Sometimes there are so many egregious errors in a single module on the Yahoo! front page that I am actually embarrassed for the writer (and the editor, if there was one). This is one of those times:
The misspelled Millennials first caught my eye. Then it was the uncapitalized mom and dad that made me shudder. (If the writer had used “their mom and dad,” the lowercase letters would be correct.) And finally the misplaced phrase “the highest rate …” which makes no sense where it is. Awkward!
Why is it so difficult for Yahoo!’s writers to spell Comic-Con with a hyphen? It seems easy enough, doesn’t it? But this headline on Yahoo! Movies proves otherwise:
The headline promising five “surprises” and the first paragraph promises seven “favorite things.” So, there’s a bit of confusion, although the writer put the hyphen in Comic-Con — this time:
It was too good to last. Again, the writer dropped a hyphen. Maybe his brain was affected by that drooping jaw:
Does the writer have any other jaw-droppingly dumb things to share? Of course!
No article from Yahoo! Movies would be complete without at least one misspelled celeb name. This time we get two: Bryan Cranston and Chris Hardwick. I’m guessin’ that Mr. Cranston, and not Mr. Harwick (or Hardwick), is starring in an upcoming film. But that’s not what that sentence tells us. (Oh, by the way, that was the fifth and last “surprise” from Comic-Con. Maybe the headline writer can count.)
Sometimes the number and variety of errors made by a professional writer are so enormous that I just have to admire the creativity that must have gone into producing them. The result includes some errors I’ve never seen before as well as the usual, garden variety gaffes we find every day on Yahoo! Shine.
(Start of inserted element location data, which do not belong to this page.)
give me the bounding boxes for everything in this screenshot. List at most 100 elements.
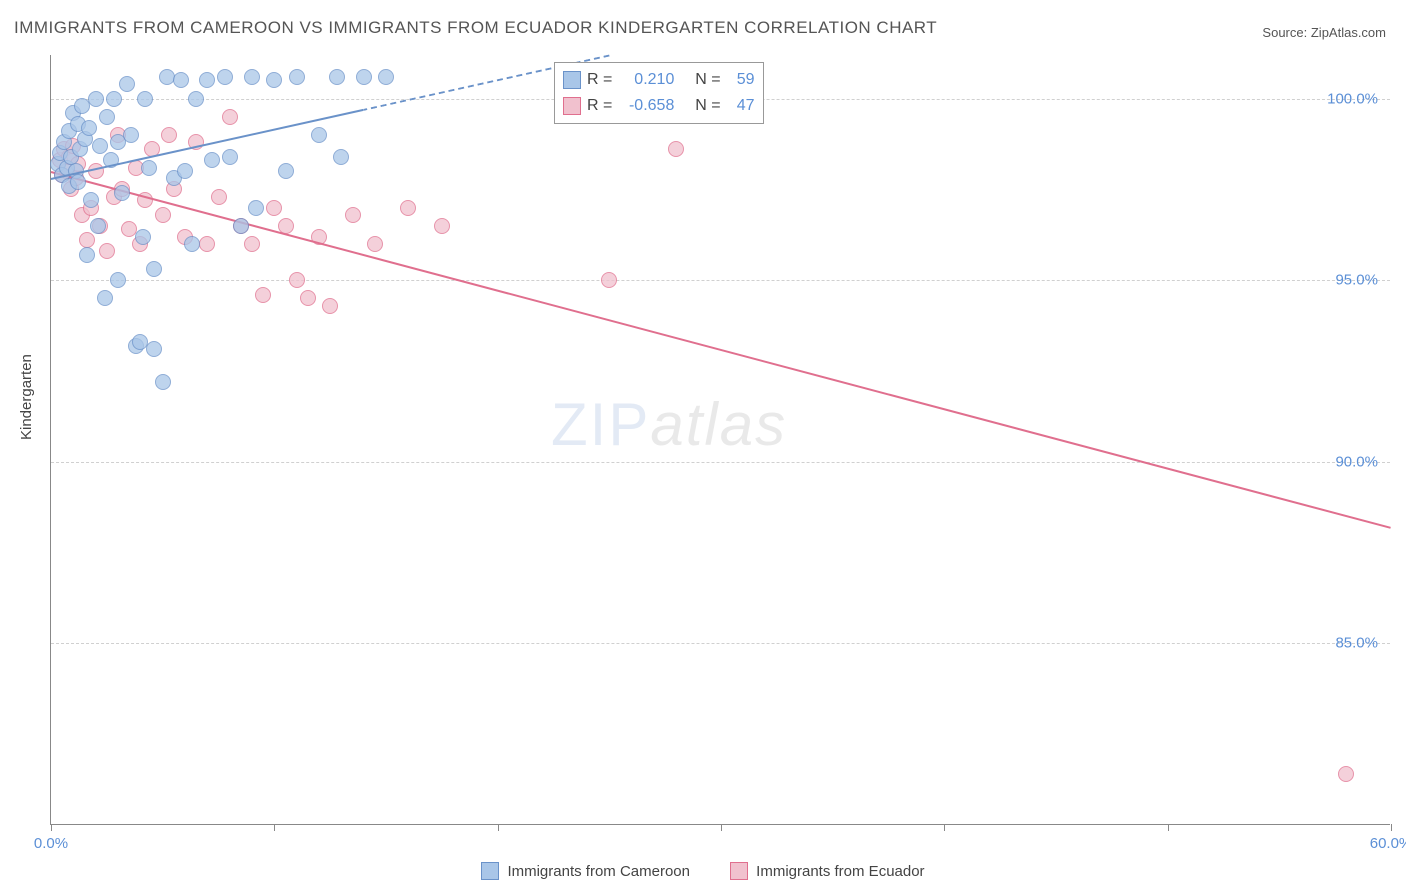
stats-n-label: N = — [695, 67, 720, 93]
scatter-point-ecuador — [199, 236, 215, 252]
source-link[interactable]: ZipAtlas.com — [1311, 25, 1386, 40]
x-tick — [274, 824, 275, 831]
legend-item-ecuador: Immigrants from Ecuador — [730, 862, 924, 880]
scatter-point-cameroon — [217, 69, 233, 85]
y-tick-label: 100.0% — [1327, 90, 1378, 107]
y-tick-label: 90.0% — [1335, 453, 1378, 470]
scatter-point-ecuador — [161, 127, 177, 143]
scatter-point-ecuador — [266, 200, 282, 216]
scatter-point-ecuador — [434, 218, 450, 234]
scatter-point-cameroon — [278, 163, 294, 179]
legend-swatch-cameroon — [481, 862, 499, 880]
source-attribution: Source: ZipAtlas.com — [1262, 25, 1386, 40]
scatter-point-cameroon — [233, 218, 249, 234]
x-tick — [51, 824, 52, 831]
x-tick-label: 60.0% — [1370, 835, 1406, 852]
x-tick — [498, 824, 499, 831]
scatter-point-cameroon — [222, 149, 238, 165]
scatter-point-ecuador — [211, 189, 227, 205]
scatter-point-cameroon — [81, 120, 97, 136]
bottom-legend: Immigrants from Cameroon Immigrants from… — [0, 862, 1406, 884]
stats-r-value: -0.658 — [618, 93, 674, 119]
stats-swatch — [563, 71, 581, 89]
scatter-point-cameroon — [110, 272, 126, 288]
scatter-point-cameroon — [155, 374, 171, 390]
stats-row-ecuador: R =-0.658 N =47 — [563, 93, 755, 119]
watermark-zip: ZIP — [551, 391, 650, 458]
stats-r-value: 0.210 — [618, 67, 674, 93]
stats-n-value: 59 — [727, 67, 755, 93]
scatter-point-ecuador — [300, 290, 316, 306]
gridline — [51, 462, 1390, 463]
scatter-point-cameroon — [135, 229, 151, 245]
scatter-point-cameroon — [106, 91, 122, 107]
scatter-point-cameroon — [123, 127, 139, 143]
scatter-point-cameroon — [141, 160, 157, 176]
scatter-point-cameroon — [97, 290, 113, 306]
scatter-point-ecuador — [244, 236, 260, 252]
scatter-point-cameroon — [70, 174, 86, 190]
legend-label-cameroon: Immigrants from Cameroon — [507, 863, 690, 880]
scatter-point-cameroon — [146, 261, 162, 277]
stats-r-label: R = — [587, 93, 612, 119]
scatter-point-cameroon — [199, 72, 215, 88]
x-tick — [944, 824, 945, 831]
x-tick — [721, 824, 722, 831]
scatter-point-ecuador — [99, 243, 115, 259]
scatter-point-cameroon — [333, 149, 349, 165]
scatter-point-cameroon — [204, 152, 220, 168]
scatter-point-ecuador — [367, 236, 383, 252]
scatter-point-cameroon — [311, 127, 327, 143]
scatter-point-cameroon — [137, 91, 153, 107]
chart-title: IMMIGRANTS FROM CAMEROON VS IMMIGRANTS F… — [14, 18, 937, 38]
scatter-point-ecuador — [1338, 766, 1354, 782]
scatter-point-ecuador — [668, 141, 684, 157]
scatter-point-cameroon — [356, 69, 372, 85]
x-tick — [1168, 824, 1169, 831]
regression-line-ecuador — [51, 171, 1392, 529]
x-tick-label: 0.0% — [34, 835, 68, 852]
scatter-point-cameroon — [289, 69, 305, 85]
scatter-point-cameroon — [99, 109, 115, 125]
scatter-point-ecuador — [601, 272, 617, 288]
gridline — [51, 643, 1390, 644]
scatter-point-cameroon — [88, 91, 104, 107]
stats-n-value: 47 — [727, 93, 755, 119]
scatter-point-cameroon — [184, 236, 200, 252]
scatter-point-ecuador — [400, 200, 416, 216]
scatter-point-cameroon — [248, 200, 264, 216]
plot-area: ZIPatlas 85.0%90.0%95.0%100.0%0.0%60.0% — [50, 55, 1390, 825]
legend-label-ecuador: Immigrants from Ecuador — [756, 863, 924, 880]
scatter-point-cameroon — [244, 69, 260, 85]
scatter-point-ecuador — [155, 207, 171, 223]
scatter-point-cameroon — [188, 91, 204, 107]
y-tick-label: 95.0% — [1335, 272, 1378, 289]
scatter-point-cameroon — [92, 138, 108, 154]
scatter-point-cameroon — [146, 341, 162, 357]
scatter-point-ecuador — [255, 287, 271, 303]
scatter-point-cameroon — [119, 76, 135, 92]
legend-swatch-ecuador — [730, 862, 748, 880]
stats-swatch — [563, 97, 581, 115]
scatter-point-cameroon — [90, 218, 106, 234]
stats-r-label: R = — [587, 67, 612, 93]
watermark-atlas: atlas — [650, 391, 787, 458]
scatter-point-cameroon — [378, 69, 394, 85]
x-tick — [1391, 824, 1392, 831]
watermark: ZIPatlas — [551, 390, 787, 459]
scatter-point-cameroon — [79, 247, 95, 263]
scatter-point-ecuador — [222, 109, 238, 125]
scatter-point-ecuador — [289, 272, 305, 288]
scatter-point-cameroon — [266, 72, 282, 88]
legend-item-cameroon: Immigrants from Cameroon — [481, 862, 690, 880]
scatter-point-cameroon — [329, 69, 345, 85]
scatter-point-cameroon — [114, 185, 130, 201]
scatter-point-ecuador — [322, 298, 338, 314]
stats-box: R =0.210 N = 59R =-0.658 N =47 — [554, 62, 764, 124]
y-tick-label: 85.0% — [1335, 635, 1378, 652]
gridline — [51, 280, 1390, 281]
y-axis-label: Kindergarten — [18, 354, 35, 440]
scatter-point-ecuador — [345, 207, 361, 223]
scatter-point-cameroon — [177, 163, 193, 179]
source-label: Source: — [1262, 25, 1307, 40]
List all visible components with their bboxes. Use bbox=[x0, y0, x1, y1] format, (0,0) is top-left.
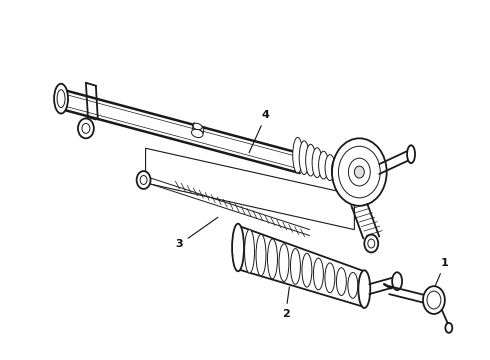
Ellipse shape bbox=[57, 90, 65, 108]
Ellipse shape bbox=[299, 141, 309, 175]
Ellipse shape bbox=[82, 123, 90, 133]
Ellipse shape bbox=[427, 291, 441, 309]
Ellipse shape bbox=[368, 239, 375, 248]
Text: 1: 1 bbox=[432, 258, 449, 293]
Ellipse shape bbox=[392, 272, 402, 290]
Ellipse shape bbox=[312, 148, 322, 177]
Ellipse shape bbox=[338, 162, 348, 184]
Ellipse shape bbox=[325, 263, 335, 293]
Ellipse shape bbox=[348, 273, 358, 298]
Ellipse shape bbox=[445, 323, 452, 333]
Ellipse shape bbox=[344, 165, 354, 185]
Ellipse shape bbox=[339, 146, 380, 198]
Ellipse shape bbox=[332, 158, 342, 182]
Ellipse shape bbox=[256, 234, 266, 276]
Ellipse shape bbox=[407, 145, 415, 163]
Ellipse shape bbox=[140, 176, 147, 184]
Ellipse shape bbox=[192, 129, 203, 138]
Ellipse shape bbox=[332, 138, 387, 206]
Ellipse shape bbox=[318, 151, 328, 179]
Ellipse shape bbox=[78, 118, 94, 138]
Ellipse shape bbox=[348, 158, 370, 186]
Ellipse shape bbox=[291, 248, 300, 284]
Ellipse shape bbox=[245, 229, 254, 273]
Ellipse shape bbox=[302, 253, 312, 287]
Ellipse shape bbox=[293, 137, 303, 173]
Ellipse shape bbox=[268, 239, 277, 279]
Ellipse shape bbox=[314, 258, 323, 290]
Ellipse shape bbox=[306, 144, 316, 176]
Ellipse shape bbox=[365, 235, 378, 252]
Ellipse shape bbox=[354, 166, 365, 178]
Text: 4: 4 bbox=[249, 111, 270, 153]
Ellipse shape bbox=[232, 224, 244, 271]
Ellipse shape bbox=[193, 123, 202, 130]
Ellipse shape bbox=[233, 225, 243, 270]
Ellipse shape bbox=[325, 155, 335, 180]
Ellipse shape bbox=[54, 84, 68, 113]
Ellipse shape bbox=[279, 244, 289, 282]
Ellipse shape bbox=[423, 286, 445, 314]
Ellipse shape bbox=[137, 171, 150, 189]
Ellipse shape bbox=[337, 268, 346, 296]
Text: 2: 2 bbox=[282, 287, 290, 319]
Ellipse shape bbox=[358, 270, 370, 308]
Text: 3: 3 bbox=[175, 217, 218, 249]
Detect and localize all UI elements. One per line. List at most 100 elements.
Of course, those gaffes include the misplaced comma (in the U.S., it goes before the closing quotation mark), the mismatched subject and verb (feature should be features), and an unnecessary comma:
No article on Shine would be complete without a misspelled name (that should be Nefera de Nile) and a misplaced modifier:
Just so that you’re absotutely, posilively sure you know that a quote is coming from Cathy Cline, the writer repeats that info. Normally, a writer gives the titles of movies and TV shows some sort of special treatment, like italic or quotation marks. Not this writer! That stuff’s for writers who don’t trust their readers to know a title from their elbow. With thinking like that (and an extra word or two), this writer is going to become super-successful:
Here’s one of those errors I’ve never seen before: the possessive of the plural dolls. I guess this gal didn’t know if the apostrophe goes before or after the S, so she put it both before and after. Clever, no? She’s also unfamiliar with the correct handling of quotes within quotations. The inner quoted material should be surrounded by single quotation marks, not double. That’s one punctuation rule that seems to have eluded our writer. And the difference between allude (which means “to refer to”) and elude (which means “to escape or evade”) has definitely eluded her. She’s also not too good with copying information. If she had just used Copy and Paste commands on the Barbie website, she wouldn’t have to rely on her faulty memory. There’s no Sleepover Barbie. It’s Slumber Party Barbie. Oh, and that comma doesn’t belong there:
Wowser. I was willing to let the whole dolls’s thing slide as a simple typo until I saw this:
This writer is really struggling with English. She’s got a real problem with pronouns. The antecedent of the pronoun they appears to missing. Did she think that it could possibly refer to company, which in the U.S. is singular?
It’s no surprise that the writer throws in another extraneous comma; gives up on trying to form the possessive of dolls, and instead goes for the possessive of the singular doll, even though the sentence requires the plural; and puts a hyphen in oversized:
Old errors, new errors. This article has some of everything. Unfortunately.